Trying to crash cancer cells' special energy diet
BY Ron Gilmore
October 08, 2014
Medically Reviewed | Last reviewed by an MD Anderson Cancer Center medical professional on October 08, 2014
Want to understand why cancer cells metastasize? Think of Sparta.
Ancient Greek warriors were fed a special diet that better prepared them for the demands of battle on distant fields. Cancer cells that spread throughout the body may also benefit from an energy diet, MD Anderson scientists recently reported in Nature Cell Biology.
The researchers found that cancer cells traveling to other sites have different energy needs than those that remain at the original tumor site where they continue to proliferate.
The reason may lie with the protein, PGC-1α, which appears to play a role in how cancer cells acquire unique energy sources that allow them to travel and spread cancer in the body.
Cancer cells use PGC-1α to stimulate the growth of new mitochondria, the cell’s “power plants” that generate ATP, an energy “currency” used by cells to grow.
“We found that invading cancer cells rely on mitochondria during their transition to other cancer sites,” said Valerie LeBleu, Ph.D., assistant professor of Cancer Biology at MD Anderson and lead author of the Nature Cell Biology paper.
Metastasizing cells also rely on PGC-1α for a process known as oxidative phosphorylation, which boosts ATP during the cell’s journey to other sites. This overall process, known as mitochondria respiration, allows some cancer cells to harness the energy needed to survive the hostile journey through tumor and normal tissue, blood vessels and entry into new organs.

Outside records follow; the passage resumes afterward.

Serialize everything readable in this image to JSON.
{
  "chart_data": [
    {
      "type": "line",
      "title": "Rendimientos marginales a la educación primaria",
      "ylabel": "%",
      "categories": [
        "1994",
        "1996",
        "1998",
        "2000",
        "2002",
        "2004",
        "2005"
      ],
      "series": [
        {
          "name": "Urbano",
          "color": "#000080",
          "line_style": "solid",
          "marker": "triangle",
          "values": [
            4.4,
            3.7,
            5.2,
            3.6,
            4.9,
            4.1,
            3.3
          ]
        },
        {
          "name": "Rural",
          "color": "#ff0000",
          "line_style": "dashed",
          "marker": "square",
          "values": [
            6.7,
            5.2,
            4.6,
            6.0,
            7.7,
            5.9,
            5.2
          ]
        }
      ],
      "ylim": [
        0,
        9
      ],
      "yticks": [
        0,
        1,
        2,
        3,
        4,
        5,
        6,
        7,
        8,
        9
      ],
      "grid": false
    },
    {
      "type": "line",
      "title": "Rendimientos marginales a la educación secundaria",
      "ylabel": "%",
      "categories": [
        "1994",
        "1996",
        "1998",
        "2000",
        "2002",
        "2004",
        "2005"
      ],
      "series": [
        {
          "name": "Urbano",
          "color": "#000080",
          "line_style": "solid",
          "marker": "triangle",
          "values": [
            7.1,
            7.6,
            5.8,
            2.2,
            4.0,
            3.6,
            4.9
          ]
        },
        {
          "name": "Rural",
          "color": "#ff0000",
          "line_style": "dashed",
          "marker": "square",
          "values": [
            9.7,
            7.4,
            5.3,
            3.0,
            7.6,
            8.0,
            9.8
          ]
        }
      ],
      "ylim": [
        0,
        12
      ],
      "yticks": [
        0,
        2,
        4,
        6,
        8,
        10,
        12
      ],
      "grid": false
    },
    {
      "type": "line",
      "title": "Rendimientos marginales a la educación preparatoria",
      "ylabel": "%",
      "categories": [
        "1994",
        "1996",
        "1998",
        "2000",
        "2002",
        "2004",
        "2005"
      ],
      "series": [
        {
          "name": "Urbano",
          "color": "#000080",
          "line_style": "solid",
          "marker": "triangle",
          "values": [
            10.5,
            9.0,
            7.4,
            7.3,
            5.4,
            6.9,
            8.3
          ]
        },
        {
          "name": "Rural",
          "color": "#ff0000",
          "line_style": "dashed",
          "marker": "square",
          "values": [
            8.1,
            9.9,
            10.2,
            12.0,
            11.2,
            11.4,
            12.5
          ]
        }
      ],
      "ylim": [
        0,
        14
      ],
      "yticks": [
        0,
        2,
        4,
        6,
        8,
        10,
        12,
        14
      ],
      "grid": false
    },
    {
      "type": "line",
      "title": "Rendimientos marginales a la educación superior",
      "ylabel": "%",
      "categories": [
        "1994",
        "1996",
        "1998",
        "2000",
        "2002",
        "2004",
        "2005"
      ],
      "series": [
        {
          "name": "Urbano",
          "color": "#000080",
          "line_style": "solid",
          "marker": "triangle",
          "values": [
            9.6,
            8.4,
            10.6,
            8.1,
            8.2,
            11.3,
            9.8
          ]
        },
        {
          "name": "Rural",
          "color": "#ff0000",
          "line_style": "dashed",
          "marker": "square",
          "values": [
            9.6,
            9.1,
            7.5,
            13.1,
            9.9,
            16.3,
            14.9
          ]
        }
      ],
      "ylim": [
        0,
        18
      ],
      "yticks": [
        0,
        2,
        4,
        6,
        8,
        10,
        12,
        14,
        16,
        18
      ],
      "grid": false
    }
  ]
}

In other words, some cancer cells are programmed to eat at home, while others have a special diet that allows them to travel to other sites. If there was a therapeutic way to stop the migrating cells from packing a lunch ahead of time, it could potentially halt their journey. Suppressing PGC-1α appears to do just that.
“The most dangerous cancer cells are the ones that can efficiently move and find a new home,” said Raghu Kalluri, M.D., Ph.D., chair of Cancer Biology and an investigator on the study. “Our study revealed a strong correlation between PGC-1α expression in invasive cancer cells and the formation of distant metastases in breast cancer patients.”
Given that a cancer cell’s ability to metastasize is the primary cause of cancer-related death, understanding how they successfully migrate can be lifesaving, Kalluri said.